For ROV and AUV applications
The complementary solution Acoustic and Inertial positioning principles in combination is ideal, since they have complementary qualities. Acoustic positioning is characterised by relatively high and evenly distributed noise and no drift in the position,
whilst Inertial positioning has very low short-term noise and relatively large drift in the position over time.
The HAIN Subsea Hydroacoustic Aided Inertial Navigation system is ideal for use on ROVs, other underwater cable-connected units and AUVs.
The HAIN Subsea solution gives you
- Improved acoustic position accuracy
- Higher position update rate
- A HAIN computer with interface to ROV sensors
- HAIN software
- An acoustic positioning operator station
- Vessel position input from dGPS
- ROV position input from an acoustic system
- The Inertial Measurement Unit (IMU)
The HAIN computer executes the navigation algorithms, which consists of Strap-down navigation equations and a Kalman Filter. The unit is interfaced to the sensor signals from the ROV-umbilical system. These signals come from; Inertial Measurement
Unit (IMU), Doppler Velocity Log (ROV Speed), pressure sensor and heading sensor (Compass). The HAIN computer may interface other types of sensors, giving these aiding measurements. The HAIN computer receives the aiding positions (latitude and longitude)
from an acoustic positioning operator station via an Ethernet interconnection and will limit the position drift that is inherent in inertial navigation systems. ROV position, attitude, speed and expected accuracy of the data are sent to the acoustic
positioning operator station, at a 1 Hz update rate. The source of the aiding position can be SSBL, LBL or both.
Inertial Measurement Unit - IMU
Inertial Measurement Unit - IMU
The IMU comes in a pressure container. It contains three accelerometers and three Fibre Optic Gyros that measure the vessel’s acceleration and rotation in three axes accurately.
The HAIN system is operated from an acoustic positioning operator station and has three main functions:
- Controls the HAIN system
- Integrates dGPS and local acoustic ROV position
- Displays position and sends position and status data
The information received from the HAIN computer is displayed and sent to external computer(s). The operator station can request status information from the HAIN computer to be displayed, which helps the operator to check the system in real-time.
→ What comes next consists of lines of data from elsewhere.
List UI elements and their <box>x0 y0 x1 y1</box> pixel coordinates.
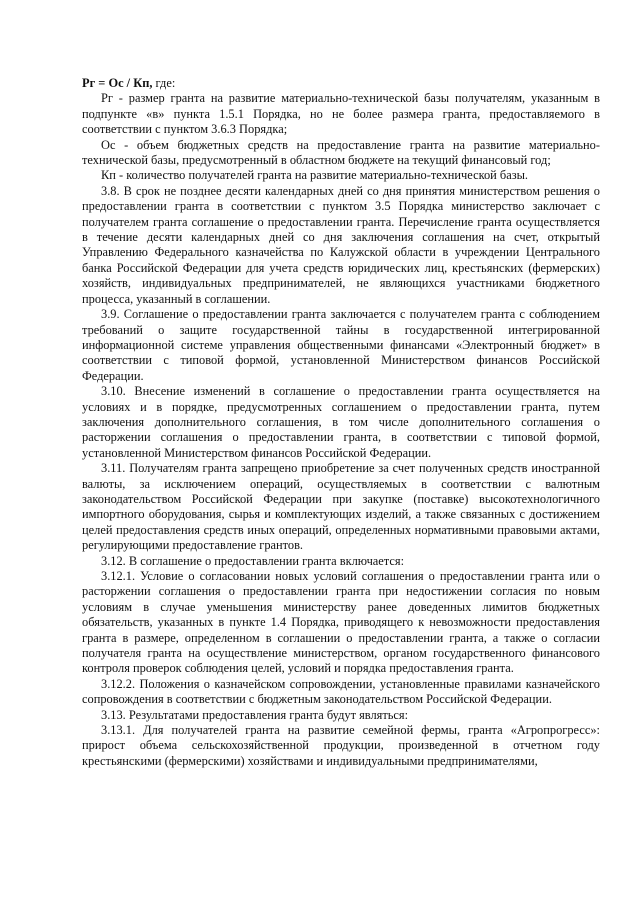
paragraph-3-13: 3.13. Результатами предоставления гранта будут являться: <box>101 707 409 722</box>
formula-tail: где: <box>152 76 176 90</box>
document-page <box>82 76 600 769</box>
paragraph-3-13-1: 3.13.1. Для получателей гранта на развитие семейной фермы, гранта «Агропрогресс»: прирост объема сельскохозяйственной продукции, произведенной в отчетном году крестьянскими (фермерскими) хозяйствами и индивидуальными предпринимателями, <box>82 723 600 768</box>
formula-line <box>82 76 600 91</box>
definition-os: Ос - объем бюджетных средств на предоставление гранта на развитие материально-технической базы, предусмотренный в областном бюджете на текущий финансовый год; <box>82 137 600 168</box>
definition-rg: Рг - размер гранта на развитие материально-технической базы получателям, указанным в подпункте «в» пункта 1.5.1 Порядка, но не более размера гранта, предоставляемого в соответствии с пунктом 3.6.3 Порядка; <box>82 91 600 137</box>
paragraph-3-9: 3.9. Соглашение о предоставлении гранта заключается с получателем гранта с соблюдением требований о защите государственной тайны в государственной интегрированной информационной системе управления общественными финансами «Электронный бюджет» в соответствии с типовой формой, установленной Министерством финансов Российской Федерации. <box>82 307 600 383</box>
paragraph-3-12-1: 3.12.1. Условие о согласовании новых условий соглашения о предоставлении гранта или о расторжении соглашения о предоставлении гранта при недостижении согласия по новым условиям в случае уменьшения министерству ранее доведенных лимитов бюджетных обязательств, указанных в пункте 1.4 Порядка, приводящего к невозможности предоставления гранта в размере, определенном в соглашении о предоставлении гранта, а также о согласии получателя гранта на осуществление министерством, органом государственного финансового контроля проверок соблюдения целей, условий и порядка предоставления гранта. <box>82 569 600 676</box>
paragraph-3-10: 3.10. Внесение изменений в соглашение о предоставлении гранта осуществляется на условиях и в порядке, предусмотренных соглашением о предоставлении гранта, путем заключения дополнительного соглашения, в том числе дополнительного соглашения о расторжении соглашения о предоставлении гранта, в соответствии с типовой формой, установленной Министерством финансов Российской Федерации. <box>82 384 600 460</box>
paragraph-3-8: 3.8. В срок не позднее десяти календарных дней со дня принятия министерством решения о предоставлении гранта в соответствии с пунктом 3.5 Порядка министерство заключает с получателем гранта соглашение о предоставлении гранта. Перечисление гранта осуществляется в течение десяти календарных дней со дня заключения соглашения на счет, открытый Управлению Федерального казначейства по Калужской области в учреждении Центрального банка Российской Федерации для учета средств юридических лиц, крестьянских (фермерских) хозяйств, индивидуальных предпринимателей, не являющихся участниками бюджетного процесса, указанный в соглашении. <box>82 183 600 306</box>
paragraph-3-12: 3.12. В соглашение о предоставлении гранта включается: <box>101 553 405 568</box>
definition-kp: Кп - количество получателей гранта на развитие материально-технической базы. <box>101 168 529 183</box>
paragraph-3-11: 3.11. Получателям гранта запрещено приобретение за счет полученных средств иностранной валюты, за исключением операций, осуществляемых в соответствии с валютным законодательством Российской Федерации при закупке (поставке) высокотехнологичного импортного оборудования, сырья и комплектующих изделий, а также связанных с достижением целей предоставления средств иных операций, определенных нормативными правовыми актами, регулирующими предоставление грантов. <box>82 461 600 553</box>
formula: Рг = Ос / Кп, <box>82 76 153 90</box>
paragraph-3-12-2: 3.12.2. Положения о казначейском сопровождении, установленные правилами казначейского сопровождения в соответствии с бюджетным законодательством Российской Федерации. <box>82 676 600 707</box>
HAIN combines the acoustic measurements and the readings from the sensors onboard the ROV in an optimum way. The navigation equations update the ROV position, velocity, heading and attitude almost continuously based on the readings from the IMU. The
Kalman filter corrects these values when new acoustic positions and readings from the other ROV sensors are available. This gives improved position accuracy compared to the acoustic measurements, as illustrated in the figure below.
Data logging can be done on two levels:
- The HAIN computer is logging all measurements on its hard disk. A new file is generated every 15th minute. These data can be post-processed.
- The operator station can log measured and calculated ROV positions, attitude and velocity on its hard disk.
All measurements and positions in the log files are time stamped. The operator station clock and the HAIN computer clock are both synchronised with the GPS clock (1pps).
Post-processing software - NavLab
Kongsberg Maritime can offer a post-processing feature in the NavLab product. The NavLab post-processing tool reads the files logged by the HAIN computer. When calculating the ROV position, it uses measurements both in the past and in the future,
giving a better quality than can possibly be achieved in real time. In this process NavLab detects wildpoints in the measurements, which can be excluded from the processing.
NavLab exports the results to files for use by the survey SW. NavLab can post-process with other settings than you used during the mission. It can process with offsets in the sensor readings, and thereby compensate for constant errors in the sensors
that were detected after the ROV mission. The technology Both the HAIN and the NavLab are based on technology from the advanced navigation developed in the HUGIN AUV programme.